Project 1: Colorizing the Prokudin-Gorskii photo collection

-Boyu Zhu

Project Introduction

Sergey Mikhaylovich Prokudin-Gorsky was a Russian chemist and photographer. He recorded three exposures of every scene onto a glass plate using a red, a green, and a blue filter.

The goal of this assignment is to take the digitized Prokudin-Gorskii glass plate images and, using image processing techniques, automatically produce a color image with as few visual artifacts as possible. In order to do this, extract the three color channel images, place them on top of each other, and align them so that they form a single RGB color image.

JPG Image Process Method

For low-resolution JPG images, I used a direct shift method. The blue channel image was taken as the base, while the other two channels were shifted based on the displacement of a sliding window, and both were compared against the blue channel. The evaluation metric used was the sum of squared differences to compare the two images. This method works relatively well for small-sized images.

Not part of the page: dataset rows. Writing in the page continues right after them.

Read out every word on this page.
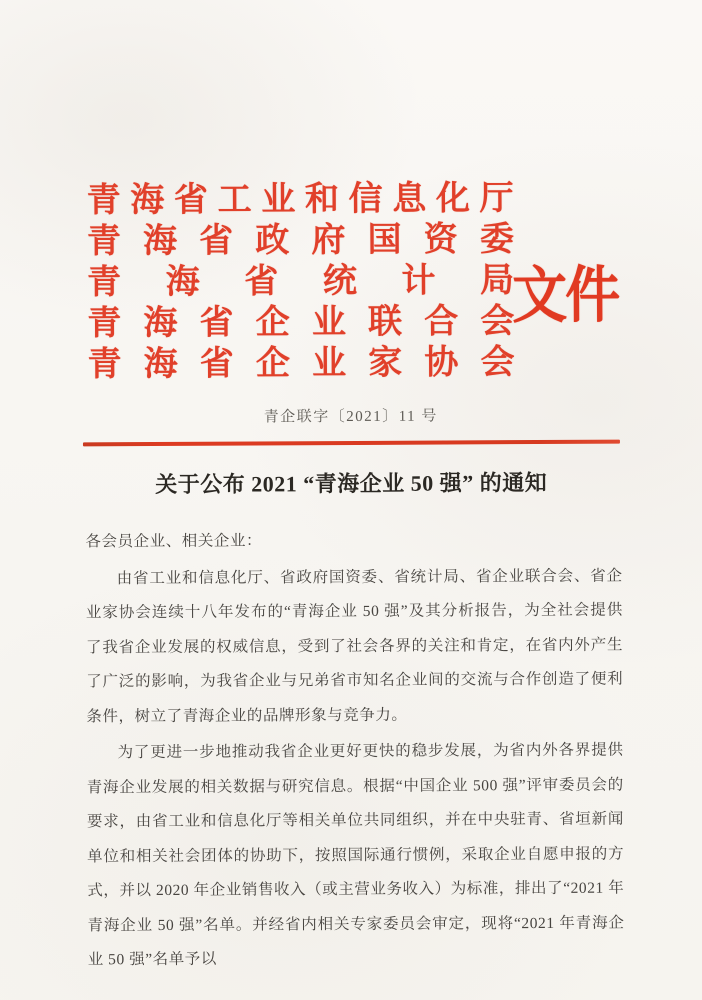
青 海 省 工 业 和 信 息 化 厅
青 海 省 政 府 国 资 委
青 海 省 统 计 局
青 海 省 企 业 联 合 会
青 海 省 企 业 家 协 会
文件
青企联字〔2021〕11 号
关于公布 2021 “青海企业 50 强” 的通知

各会员企业、相关企业：

由省工业和信息化厅、省政府国资委、省统计局、省企业联合会、省企业家协会连续十八年发布的“青海企业 50 强”及其分析报告，为全社会提供了我省企业发展的权威信息，受到了社会各界的关注和肯定，在省内外产生了广泛的影响，为我省企业与兄弟省市知名企业间的交流与合作创造了便利条件，树立了青海企业的品牌形象与竞争力。

为了更进一步地推动我省企业更好更快的稳步发展，为省内外各界提供青海企业发展的相关数据与研究信息。根据“中国企业 500 强”评审委员会的要求，由省工业和信息化厅等相关单位共同组织，并在中央驻青、省垣新闻单位和相关社会团体的协助下，按照国际通行惯例，采取企业自愿申报的方式，并以 2020 年企业销售收入（或主营业务收入）为标准，排出了“2021 年青海企业 50 强”名单。并经省内相关专家委员会审定，现将“2021 年青海企业 50 强”名单予以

This method does not work well when used directly, primarily due to the presence of edges in scanned images, which affect alignment. Therefore, I used a cropping approach, trimming 10% from each side of the image to leave only the central portion before performing the alignment.

JPG Images Output

cathedral

g (5, 2), r (12, 3)

monastery

g (-3, 2), r (3, 2)

tobolsk

g (3, 2), r (6, 3)

TIFF Image Process Method

However, the low-resolution version method is not suitable for large-sized TIFF images, as exhaustive search over such a large number of pixels becomes too time-consuming.

To align high-resolution images, an image pyramid method was used for layer-by-layer alignment. By recursively downscaling the image using the imresize function to a more manageable size, alignment is first performed at a lower resolution. The alignment method is the same as that used for low-resolution images. Once the optimal displacement is found, the process moves up to the next higher-resolution image. At this level, the corresponding pixel location is identified, and the search resumes within a sliding window range based on the previously found displacement. In this case, I use the downscale factor of 2.

TIFF Images Output

church

g (25, 3), r (58, -5)

emir

g (49, 24), r (88, 43)

harvesters

g (60, 16), r (124, 13)

icon

g (41, 17), r (89, 23)

lady

g (55, 8), r (111, 12)

melons

g (82, 9), r (177, 11)

onion_church

g (51, 26), r (108, 36)

sculpture

g (33, -11), r (140, -27)

self_portrait

g (79, 29), r (175, 34)

train

g (42, 6), r (87, 32)

Bells and Whistles

three_generations

g (55, 13), r (112, 10)

After inspecting each aligned image, although all other imaged are good, I found that there was still some displacement between the three channels of the EMIR photos. This was particularly noticeable in images involving portraits, where facial blurring was especially apparent to the naked eye. Therefore, I began investigating the cause of this issue.